To add a library to a house is to give that house a soul

Lately, B spontaneously calls out letters he recognises and sometimes sings the A-B-C Song while he pretends to “read” the print. Looks like he’s taking the next step to read WORDS on his own initiative, and not just recite from memory, vocalise or narrate what he sees. What a nice milestone for our brand new 2 year old 🙂 B’s also developed a list of places to ask for when we’re getting ready to go out. To my secret bookworm delight, we hear “go library and read book” almost every other day! Other regulars include “Bus stop and MRT?”, “play outside, playground, park”, “Botanic Gardens” (where he likes feeding the fish), “ama 公公”, “爷爷 奶奶” and his buddies’ “house”, “buy food at Fairprice” (we grocery shop together a lot), “ride toy car/train at shopping mall”, “music” and “Chinese class” (i.e. Kindermusik, Jiggle Wigs, Chengzhu). It’s encouraging to see all the time and effort in immersing him in a print and word-rich environment paying off – from getting his first library card at 7 weeks (!), daily newspaper browsing and storytimes, thematic flashcards if he wants to, and just when we relax, chat and read quietly together.

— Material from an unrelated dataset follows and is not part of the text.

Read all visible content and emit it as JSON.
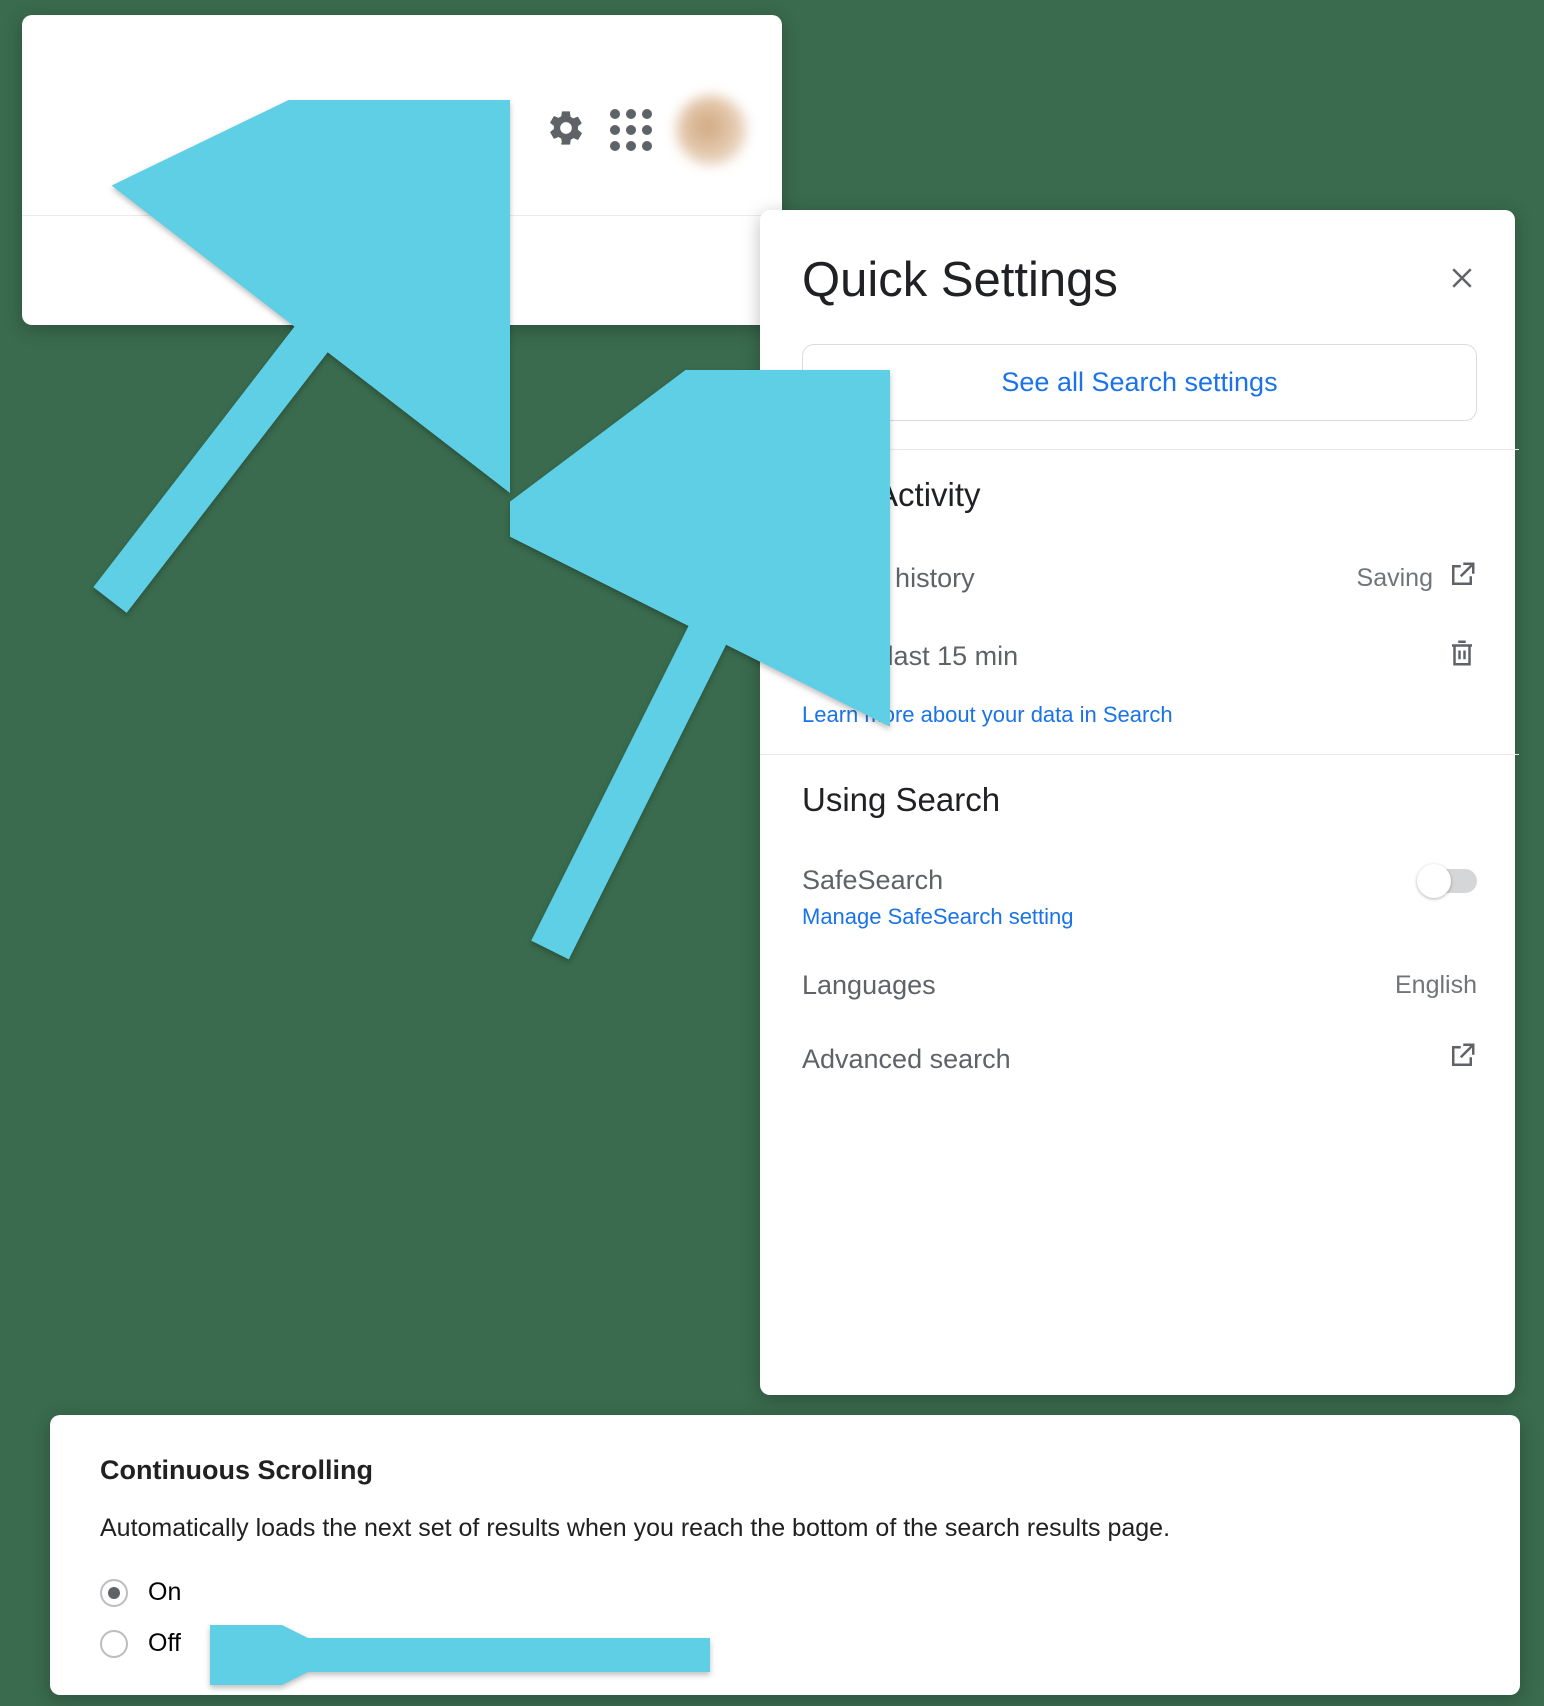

We couldn’t have done it without the network of public libraries in Singapore, notably the Bishan, Toa Payoh and Central NLB branches. The breadth and depth of parenting, baby and preschool books to toddler/family friendly activities is amazing AND free (or reasonable enough if you’re a foreigner). B’s been exposed to a wider range of authors, formats, topics – in both English and Chinese – than I ever was at his age. The books expand his vocabulary and imagination, plus save us money and reduce clutter with more informed buying (i.e. the read-everyday or hard-to-find ones) mainly online via The Book Depository and Fishpond, Read With Me Mommy and Flip For Joy (for Chinese/bilingual) or at the local Popular bookstores.

Last, a shout out to Fun With Tots, an ongoing series of six library workshops on print motivation, print awareness, phonological awareness, letter knowledge, narrative skills and vocabulary.  I didn’t know what to expect when I signed up with B, but was pleasantly surprised by the dedication of each of the librarians who prepared a handout of notes/resources and facilitated their topics with songs, books, parent/caregiver tips to keep everyone from adults to the little tots engaged. Even though it was close to bedtime (8p), B enjoyed each session and would say “go library at night”!  The only disappointment was that so few folks attended. It‘s ironic that parents prefer to spend money (sometimes up to ~$50-$100 per session) on enrichment classes based on early childhood experts, but can’t make time to visit the library or attend a hands-on workshop together (which BTW, costs $2 per 30 min session). Even if our kids attend daycare or preschool, or we work full time, we should still actively participate in fostering a love of reading, a thirst for knowledge and the capacity to imagine in our kids. Seeing is doing and believing. My dad was dubious when I wanted to borrow books on space for B … who liked it so much that he could name or describe all the planets in the solar system!

SO…. Head on over to your neighbourhood library and browse/borrow some books for the holidays.  You can also find out what’s going on at Bounce, the NLB channel dedicated to kids 0 to 12.  BTW, if like B, your kid is just learning his letters and enjoys music, take a look at all these alphabet songs and see what works best!

 
“The more that you read, the more things you will know. 
The more you learn, the more places you’ll go.” 
– Dr. Seuss, “I Can Read With My Eyes Shut!”